Nel 1964 in occasione del Berlin Jazz Festival Martin Luther King Jr. pronuncia uno dei suoi memorabili discorsi, mettendo l’accento sul valore della musica e del jazz per il movimento dei diritti civili.
“Il jazz parla alla vita. Il Blues racconta la storia delle difficoltà della vita, se ci pensi per un momento ti rendi conto che prendono le realtà più difficili della vita e le mettono in musica, solo per far uscire fuori una nuova speranza. Questa è musica trionfante. Non c’è da stupirsi che così tanto della ricerca d’identità dei neri americani sia stata sostenuta da musicisti jazz. Molto prima che i moderni saggisti e studiosi scrivessero dell’identità razziale, i musicisti stavano tornando alle loro radici per affermare ciò che si stava agitando nelle loro anime.
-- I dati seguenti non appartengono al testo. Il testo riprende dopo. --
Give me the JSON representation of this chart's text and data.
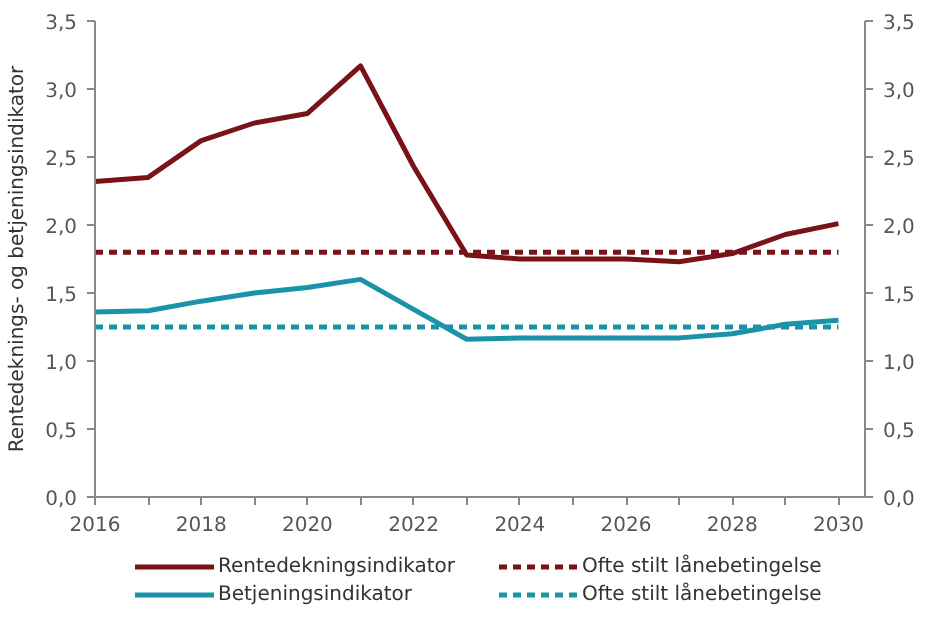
{
  "chart_data": {
    "type": "line",
    "ylabel": "Rentedeknings- og betjeningsindikator",
    "x": [
      2016,
      2017,
      2018,
      2019,
      2020,
      2021,
      2022,
      2023,
      2024,
      2025,
      2026,
      2027,
      2028,
      2029,
      2030
    ],
    "series": [
      {
        "name": "Rentedekningsindikator",
        "color": "#7a1319",
        "line_style": "solid",
        "values": [
          2.32,
          2.35,
          2.62,
          2.75,
          2.82,
          3.17,
          2.43,
          1.78,
          1.75,
          1.75,
          1.75,
          1.73,
          1.79,
          1.93,
          2.01
        ]
      },
      {
        "name": "Betjeningsindikator",
        "color": "#1a93a8",
        "line_style": "solid",
        "values": [
          1.36,
          1.37,
          1.44,
          1.5,
          1.54,
          1.6,
          1.38,
          1.16,
          1.17,
          1.17,
          1.17,
          1.17,
          1.2,
          1.27,
          1.3
        ]
      },
      {
        "name": "Ofte stilt lånebetingelse",
        "color": "#7a1319",
        "line_style": "dashed",
        "values": [
          1.8,
          1.8,
          1.8,
          1.8,
          1.8,
          1.8,
          1.8,
          1.8,
          1.8,
          1.8,
          1.8,
          1.8,
          1.8,
          1.8,
          1.8
        ]
      },
      {
        "name": "Ofte stilt lånebetingelse",
        "color": "#1a93a8",
        "line_style": "dashed",
        "values": [
          1.25,
          1.25,
          1.25,
          1.25,
          1.25,
          1.25,
          1.25,
          1.25,
          1.25,
          1.25,
          1.25,
          1.25,
          1.25,
          1.25,
          1.25
        ]
      }
    ],
    "xlim": [
      2016,
      2030.5
    ],
    "xticks": [
      2016,
      {
        "value": 2017,
        "label": null
      },
      2018,
      {
        "value": 2019,
        "label": null
      },
      2020,
      {
        "value": 2021,
        "label": null
      },
      2022,
      {
        "value": 2023,
        "label": null
      },
      2024,
      {
        "value": 2025,
        "label": null
      },
      2026,
      {
        "value": 2027,
        "label": null
      },
      2028,
      {
        "value": 2029,
        "label": null
      },
      2030
    ],
    "ylim": [
      0,
      3.5
    ],
    "yticks": [
      {
        "value": 0,
        "label": "0,0"
      },
      {
        "value": 0.5,
        "label": "0,5"
      },
      {
        "value": 1,
        "label": "1,0"
      },
      {
        "value": 1.5,
        "label": "1,5"
      },
      {
        "value": 2,
        "label": "2,0"
      },
      {
        "value": 2.5,
        "label": "2,5"
      },
      {
        "value": 3,
        "label": "3,0"
      },
      {
        "value": 3.5,
        "label": "3,5"
      }
    ],
    "y2lim": [
      0,
      3.5
    ],
    "y2ticks": [
      {
        "value": 0,
        "label": "0,0"
      },
      {
        "value": 0.5,
        "label": "0,5"
      },
      {
        "value": 1,
        "label": "1,0"
      },
      {
        "value": 1.5,
        "label": "1,5"
      },
      {
        "value": 2,
        "label": "2,0"
      },
      {
        "value": 2.5,
        "label": "2,5"
      },
      {
        "value": 3,
        "label": "3,0"
      },
      {
        "value": 3.5,
        "label": "3,5"
      }
    ],
    "grid": false,
    "legend": "bottom",
    "marker": "none"
  }
}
Gran parte del potere del nostro movimento per la libertà negli Stati Uniti viene dalla musica. E ora il jazz viene esportato nel mondo. Perché nella particolare lotta del nero in America, c’è qualcosa di simile alla lotta universale dell’uomo moderno. Tutti hanno il blues. Tutti aspirano al significato. Tutti hanno bisogno di battere le mani ed essere felici. Tutti desiderano la fede.”
Proprio l’anno prima al Lincoln Memorial Martin Luther King aveva smosso le persone con il suo discorso più celebre, quell’I-Have-A-Dream scandito dalle ripetizioni del refrain Now is the time – che ricordava la canzone del musicista jazz Charlie Parker. Il tempo di Parker è quello della musica, e del suo modo speciale di suonarla, quello che presto lo fece distinguere come il solitario della scena jazz, il più pazzo e illogico di tutti. Anche Martin Luther King usa il tempo nel suo discorso, scandendo Now is the time per quattro volte.
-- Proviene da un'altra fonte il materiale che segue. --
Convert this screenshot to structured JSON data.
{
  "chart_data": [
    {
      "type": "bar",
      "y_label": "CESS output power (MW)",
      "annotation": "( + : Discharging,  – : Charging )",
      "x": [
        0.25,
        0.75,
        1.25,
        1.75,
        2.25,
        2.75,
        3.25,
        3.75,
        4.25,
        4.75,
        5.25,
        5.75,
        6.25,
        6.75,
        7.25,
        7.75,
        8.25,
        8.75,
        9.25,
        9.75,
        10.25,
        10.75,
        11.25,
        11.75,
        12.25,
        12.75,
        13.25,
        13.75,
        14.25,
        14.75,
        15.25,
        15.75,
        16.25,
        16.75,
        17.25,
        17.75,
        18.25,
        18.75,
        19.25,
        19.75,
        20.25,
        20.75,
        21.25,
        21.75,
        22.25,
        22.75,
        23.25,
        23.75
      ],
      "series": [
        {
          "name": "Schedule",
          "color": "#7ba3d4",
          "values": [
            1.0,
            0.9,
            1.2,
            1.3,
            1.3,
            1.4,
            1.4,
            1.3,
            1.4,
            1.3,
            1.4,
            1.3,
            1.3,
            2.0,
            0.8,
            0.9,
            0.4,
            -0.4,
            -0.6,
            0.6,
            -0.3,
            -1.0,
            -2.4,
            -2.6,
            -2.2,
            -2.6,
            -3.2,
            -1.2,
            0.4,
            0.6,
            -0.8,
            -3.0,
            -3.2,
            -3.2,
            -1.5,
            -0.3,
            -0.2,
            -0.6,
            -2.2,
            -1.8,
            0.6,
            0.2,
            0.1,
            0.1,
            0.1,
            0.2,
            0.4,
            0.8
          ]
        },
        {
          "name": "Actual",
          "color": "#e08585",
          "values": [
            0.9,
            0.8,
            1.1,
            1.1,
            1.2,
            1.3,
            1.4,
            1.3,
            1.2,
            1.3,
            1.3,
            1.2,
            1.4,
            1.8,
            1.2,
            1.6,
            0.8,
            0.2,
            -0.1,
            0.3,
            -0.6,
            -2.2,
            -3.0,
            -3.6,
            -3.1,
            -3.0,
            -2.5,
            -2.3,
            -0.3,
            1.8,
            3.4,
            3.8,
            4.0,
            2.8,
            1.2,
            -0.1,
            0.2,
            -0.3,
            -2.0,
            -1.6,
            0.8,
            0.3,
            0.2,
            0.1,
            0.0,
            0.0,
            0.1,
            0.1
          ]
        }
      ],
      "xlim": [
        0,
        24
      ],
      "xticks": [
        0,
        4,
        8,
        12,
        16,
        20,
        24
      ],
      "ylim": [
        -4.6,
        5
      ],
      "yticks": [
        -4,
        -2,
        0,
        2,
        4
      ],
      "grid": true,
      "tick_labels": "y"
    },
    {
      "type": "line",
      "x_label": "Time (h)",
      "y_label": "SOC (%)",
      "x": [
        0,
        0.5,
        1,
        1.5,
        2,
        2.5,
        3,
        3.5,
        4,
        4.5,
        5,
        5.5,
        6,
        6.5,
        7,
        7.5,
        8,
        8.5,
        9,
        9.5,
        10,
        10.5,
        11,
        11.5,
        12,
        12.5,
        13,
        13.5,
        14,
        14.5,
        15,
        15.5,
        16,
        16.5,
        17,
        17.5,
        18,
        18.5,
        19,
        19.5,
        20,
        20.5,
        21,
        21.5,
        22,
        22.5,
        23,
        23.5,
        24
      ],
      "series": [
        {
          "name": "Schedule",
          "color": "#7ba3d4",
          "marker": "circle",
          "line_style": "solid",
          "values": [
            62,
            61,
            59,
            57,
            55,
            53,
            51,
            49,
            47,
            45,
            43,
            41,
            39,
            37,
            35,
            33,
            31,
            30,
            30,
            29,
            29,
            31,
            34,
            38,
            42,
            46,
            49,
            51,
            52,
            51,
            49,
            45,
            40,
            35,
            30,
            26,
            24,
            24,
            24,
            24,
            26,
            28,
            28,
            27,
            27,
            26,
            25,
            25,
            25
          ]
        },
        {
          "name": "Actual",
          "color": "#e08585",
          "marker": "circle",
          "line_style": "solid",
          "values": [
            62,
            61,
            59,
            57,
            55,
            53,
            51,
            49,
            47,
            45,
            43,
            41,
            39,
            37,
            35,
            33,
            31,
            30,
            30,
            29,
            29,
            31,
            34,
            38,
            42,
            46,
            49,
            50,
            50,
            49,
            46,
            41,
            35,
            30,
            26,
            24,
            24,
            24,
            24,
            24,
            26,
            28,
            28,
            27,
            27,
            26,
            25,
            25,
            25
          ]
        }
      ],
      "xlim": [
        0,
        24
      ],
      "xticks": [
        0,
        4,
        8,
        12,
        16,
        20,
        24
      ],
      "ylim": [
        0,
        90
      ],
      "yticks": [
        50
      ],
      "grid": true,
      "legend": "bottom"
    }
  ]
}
Now is the time to make real the promises of democracy. Now is the time to rise from the dark and desolate valley of segregation to the sunlit path of racial justice. Now is the time to lift our nation from the quicksands of racial injustice to the solid rock of brotherhood. Now is the time to make justice a reality for all of God’s children. (Martin Luther King)
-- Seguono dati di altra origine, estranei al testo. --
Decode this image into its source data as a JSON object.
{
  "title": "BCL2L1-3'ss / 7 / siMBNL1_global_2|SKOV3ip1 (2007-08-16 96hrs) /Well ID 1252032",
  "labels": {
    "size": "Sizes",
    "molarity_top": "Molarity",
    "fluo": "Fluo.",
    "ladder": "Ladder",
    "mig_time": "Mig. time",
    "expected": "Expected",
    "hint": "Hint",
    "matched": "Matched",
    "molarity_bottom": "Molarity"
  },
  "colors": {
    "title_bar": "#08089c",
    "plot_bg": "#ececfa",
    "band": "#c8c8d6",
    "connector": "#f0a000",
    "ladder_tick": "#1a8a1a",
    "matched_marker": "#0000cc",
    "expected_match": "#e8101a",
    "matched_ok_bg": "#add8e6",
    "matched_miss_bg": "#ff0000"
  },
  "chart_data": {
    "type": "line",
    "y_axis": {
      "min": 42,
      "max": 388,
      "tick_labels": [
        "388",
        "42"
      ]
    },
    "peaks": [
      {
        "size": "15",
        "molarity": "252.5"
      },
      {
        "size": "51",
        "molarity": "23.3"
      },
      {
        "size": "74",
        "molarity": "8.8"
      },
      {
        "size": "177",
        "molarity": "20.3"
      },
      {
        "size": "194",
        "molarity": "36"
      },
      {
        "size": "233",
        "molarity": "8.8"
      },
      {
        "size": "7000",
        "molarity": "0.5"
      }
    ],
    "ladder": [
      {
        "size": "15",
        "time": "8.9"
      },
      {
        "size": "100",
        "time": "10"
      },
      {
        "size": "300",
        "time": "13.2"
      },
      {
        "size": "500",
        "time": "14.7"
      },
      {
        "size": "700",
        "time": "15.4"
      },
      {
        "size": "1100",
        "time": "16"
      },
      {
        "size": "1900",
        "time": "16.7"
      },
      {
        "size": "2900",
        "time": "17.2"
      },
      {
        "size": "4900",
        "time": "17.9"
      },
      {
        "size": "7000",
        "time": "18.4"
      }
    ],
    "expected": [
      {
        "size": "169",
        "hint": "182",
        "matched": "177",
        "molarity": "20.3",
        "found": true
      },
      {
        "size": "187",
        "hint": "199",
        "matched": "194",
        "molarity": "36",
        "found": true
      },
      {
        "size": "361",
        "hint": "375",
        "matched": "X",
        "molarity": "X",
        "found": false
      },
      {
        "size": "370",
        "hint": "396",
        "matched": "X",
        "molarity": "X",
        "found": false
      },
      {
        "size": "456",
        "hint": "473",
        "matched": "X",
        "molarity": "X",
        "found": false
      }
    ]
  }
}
La musica per King è uno dei grandi motori del cambiamento sociale e della lotta per i diritti civili d’America. Del resto quella della musica jazz era stata un’esperienza di grande connessione – dai bar di New Orleans quella musica era arrivata a girare il mondo, e chi aveva bollato il jazz come musica per selvaggi, primitivi e rozzi, poi si era messo ad ascoltarlo, così le case e i bar si lasciavano travolgere da quel suono. Ecco come il jazz aveva mosso il cambiamento, e Martin Luther King poteva vederlo chiaramente. Poco prima di essere assassinato a Memphis nel ’68 King aveva chiesto a Ben Branch di suonare una canzone quella sera, una delle sue preferite, Take My hand, My Precious Lord. Non l’avrebbe più sentita suonare, né avrebbe sentito Mahalia Jackson cantarla il giorno del suo funerale. Eppure ci sono canzoni che ancora ci agitano i cuori.